SOME HAVE USED THE BREXIT DECISION AS AN OPPORTUNITY to argue that English law is now a broken system and that the English courts are courts that investors and commercial parties will want to steer clear of.
There is in fact no evidence to suggest that this is the case. Nor is there any reason to suggest that New York or Delaware law or courts, or continental European laws or courts, have a significant advantage over the English system that did not previously exist, particularly in the context of international transactions and in the financial markets.
Such statements are much more a reflection of the high levels of competition between different governing legal systems (and the law firms that service the work) – a competitive landscape that is delivering, and that will continue to deliver, real benefits to commercial parties.
English law – like New York law – is popular in jurisdictions around the world, including across Europe, Africa and Asia, for very practical reasons.
Parties choose English law because it is a well known system that delivers predictable results, based on a huge body of precedent.
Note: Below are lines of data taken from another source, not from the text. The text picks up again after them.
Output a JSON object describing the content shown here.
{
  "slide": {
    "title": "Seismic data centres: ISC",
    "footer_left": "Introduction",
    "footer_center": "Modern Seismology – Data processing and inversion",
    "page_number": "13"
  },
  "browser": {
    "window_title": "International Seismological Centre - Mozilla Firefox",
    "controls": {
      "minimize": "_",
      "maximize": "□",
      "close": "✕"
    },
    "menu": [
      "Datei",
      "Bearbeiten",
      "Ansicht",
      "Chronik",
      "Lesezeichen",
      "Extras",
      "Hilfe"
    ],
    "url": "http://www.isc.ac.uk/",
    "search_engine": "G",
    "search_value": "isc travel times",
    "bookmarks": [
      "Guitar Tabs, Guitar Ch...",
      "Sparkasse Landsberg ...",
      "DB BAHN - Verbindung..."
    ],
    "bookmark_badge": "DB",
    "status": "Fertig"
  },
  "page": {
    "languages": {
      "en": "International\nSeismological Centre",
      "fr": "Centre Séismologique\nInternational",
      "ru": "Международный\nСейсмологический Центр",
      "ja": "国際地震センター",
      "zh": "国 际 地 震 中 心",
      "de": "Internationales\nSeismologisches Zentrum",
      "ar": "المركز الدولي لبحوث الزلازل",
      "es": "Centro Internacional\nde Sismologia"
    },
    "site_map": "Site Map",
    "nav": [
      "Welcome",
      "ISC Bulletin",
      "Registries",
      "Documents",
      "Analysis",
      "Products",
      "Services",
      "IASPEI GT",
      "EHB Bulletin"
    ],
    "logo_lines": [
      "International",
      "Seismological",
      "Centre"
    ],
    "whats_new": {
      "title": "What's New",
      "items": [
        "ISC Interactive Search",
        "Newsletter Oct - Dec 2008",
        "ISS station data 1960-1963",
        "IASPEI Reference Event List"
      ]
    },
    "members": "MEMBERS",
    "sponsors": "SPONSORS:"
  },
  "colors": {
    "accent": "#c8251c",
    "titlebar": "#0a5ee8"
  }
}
It is also valued because contracts tend to be interpreted literally – something business people really appreciate. It is also widely used because it is highly flexible, allowing parties to use innovative structures in deals and contracts.
These reasons for choosing English law are unaffected by Brexit, at least where contracts between commercial parties are concerned.
We believe English law will therefore remain a popular choice for commercial parties in all but a very few cases (for instance, in the narrow category of cases where certain European regulations stipulate the use of a member state law).
There is also little chance, we believe, that a choice of English law will be any less respected by courts in the EU once the UK leaves.
As for the English courts, they have always proved popular among commercial parties as the chosen jurisdiction for settling disputes for very straightforward reasons.
They are seen as independent, to have vast experience in adjudicating complex cases and to have a strong system of precedent. They are also widely recognised as effective by the financial markets. In particular, a ‘foreign’ litigant can have comfort that English judges will not favour a ‘home state’ litigant, if there is one, and the English courts are seen as creditor-friendly, something which financial institutions value highly. None of these reasons for choosing to resolve disputes in the English courts will be affected by Brexit.
The enforcement of English court judgments in EU states is going to be less straightforward after Brexit, as English judgments are currently enforced under simplified EU mutual recognition rules.
It is likely that the UK would fall out of this regime on Brexit and it remains unclear what regime will be put in its place.
But that does not mean that English judgments will be unenforceable in the EU after Brexit. In fact it is likely that in most cases it will still be possible to enforce English judgments, although it will probably be more time-consuming and costly to do so.
Consequently, we do not expect Brexit to make a significant overall difference to the popularity of the English courts.
Of course the most important point for commercial parties – both in choosing a governing law and specifying which courts will have jurisdiction – is one that has always applied. Parties should choose the option that best suits the deal being done.